He writes: “On the day that R. Buckminster Fuller died at age 87 in 1983, I found the entire Cosmography manuscript, which we had been working on, neatly stacked in the middle of an uncharacteristically tidy desk in his study at his Pacific Palisades, California, home. Atop the manuscript was a note addressed to his daughter Allegra (Snyder), and his grandson Jaime and granddaughter Alexandra. It began, “If something happens to me and I

[should] die suddenly, I want you to know of the extraordinary importance of  my now being written book Cosmography”

Having to go to the main Island yesterday, I took Cosmography along to read on the ferry, and came across the section where he writes of Newton as being part of the dark ages of our misunderstanding of who and what we are, and what we can do. I quote from page 81 tonight.

“To Newton, the norm of life and of the physical Universe in general was rest. To him, it seemed abnormal to have anything in motion; thus death was the normal state. Newton reasoned that it took energy to put something in motion, as with a human muscle rolling a stone, and that the energy quickly became dissipated by friction, returning the stone to the norm of rest. Like all the classical scientists of his time, Newton subscribed to the concept that all energetic systems continually dissipate their energy, disposing of it in ever more disorderly ways. In later years this concept became known as the second law of thermodynamics and was give the name entropy.

“Newton’s norm of at rest, or no change, still governs the art of all graphic charting of evolutionary events – technical, economic, or social – when plotted against calendar or clock time.  Newton’s no-change norm forms the baseline of all such charts. The progressive magnitudes of change in evolution or development are posted vertically above the Newtonian baseline for the successive rightward calendar – or clock-time measurement.

“Since the magnitudes of most historic, technologic, economic, or social performances are progressively increasing, our charts of development show an ever more abnormal tending of human affairs, suggesting an acceleration into verticality – which is utter abnormality…”
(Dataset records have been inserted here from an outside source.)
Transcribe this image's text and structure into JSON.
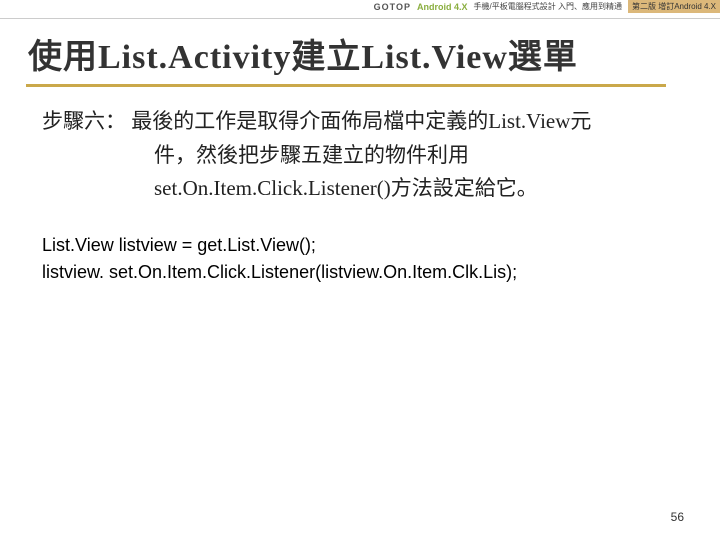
{
  "header": {
    "logo1": "GOTOP",
    "logo2": "Android 4.X",
    "logo2_sub": "手機/平板電腦程式設計\n入門、應用到精通",
    "badge": "第二版 增訂Android 4.X"
  },
  "title": "使用List.Activity建立List.View選單",
  "step": {
    "label": "步驟六：",
    "line1": "最後的工作是取得介面佈局檔中定義的List.View元",
    "line2": "件，然後把步驟五建立的物件利用",
    "line3": "set.On.Item.Click.Listener()方法設定給它。"
  },
  "code": {
    "line1": "List.View listview = get.List.View();",
    "line2": "listview. set.On.Item.Click.Listener(listview.On.Item.Clk.Lis);"
  },
  "pagenum": "56"
}
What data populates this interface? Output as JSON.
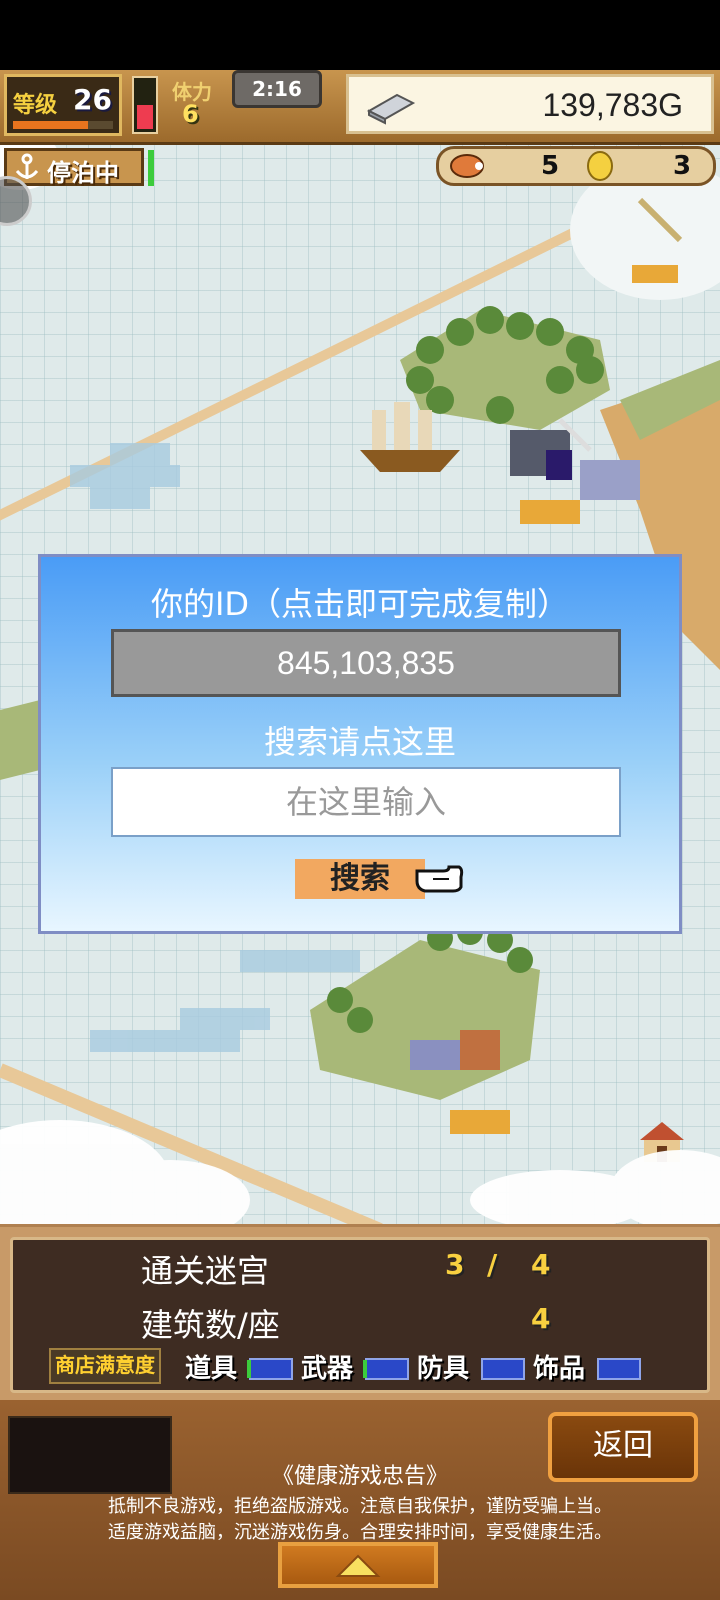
{
  "hud": {
    "level_label": "等级",
    "level": "26",
    "level_progress": 0.75,
    "stamina_label": "体力",
    "stamina": "6",
    "stamina_fill": 0.5,
    "timer": "2:16",
    "gold": "139,783G",
    "dock_status": "停泊中",
    "item_a_count": "5",
    "item_b_count": "3"
  },
  "dialog": {
    "title": "你的ID（点击即可完成复制）",
    "user_id": "845,103,835",
    "search_hint": "搜索请点这里",
    "input_placeholder": "在这里输入",
    "input_value": "",
    "search_button": "搜索"
  },
  "stats": {
    "dungeons_label": "通关迷宫",
    "dungeons_cleared": "3",
    "dungeons_sep": "/",
    "dungeons_total": "4",
    "buildings_label": "建筑数/座",
    "buildings_count": "4",
    "shop_satisfaction_label": "商店满意度",
    "categories": [
      {
        "label": "道具"
      },
      {
        "label": "武器"
      },
      {
        "label": "防具"
      },
      {
        "label": "饰品"
      }
    ]
  },
  "bottom": {
    "back_button": "返回",
    "notice_title": "《健康游戏忠告》",
    "notice_line1": "抵制不良游戏，拒绝盗版游戏。注意自我保护，谨防受骗上当。",
    "notice_line2": "适度游戏益脑，沉迷游戏伤身。合理安排时间，享受健康生活。"
  },
  "colors": {
    "dialog_top": "#4a9cf6",
    "gold_text": "#222222",
    "stat_value": "#f8d040",
    "button_orange": "#f2a860"
  }
}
“If, however, Einstein’s norm of 186,000 miles per second is substituted for the “motionless” norm of Newton’s baseline, we have only to revolve 90 degrees clockwise the charts plotted on the Newtonian norm. We will see then that humanity in its earliest and greatest ignorance was tail-spinning into extinction, but, in the aviator’s terms, is now progressively “pulling out into straight-and-level flight”: (see figs 3.1 and 3.2 [not available tonight] at the newly realized-to-be-normal speed of electromagnetic radiation’s information transmission – ie., 186,000 mps.”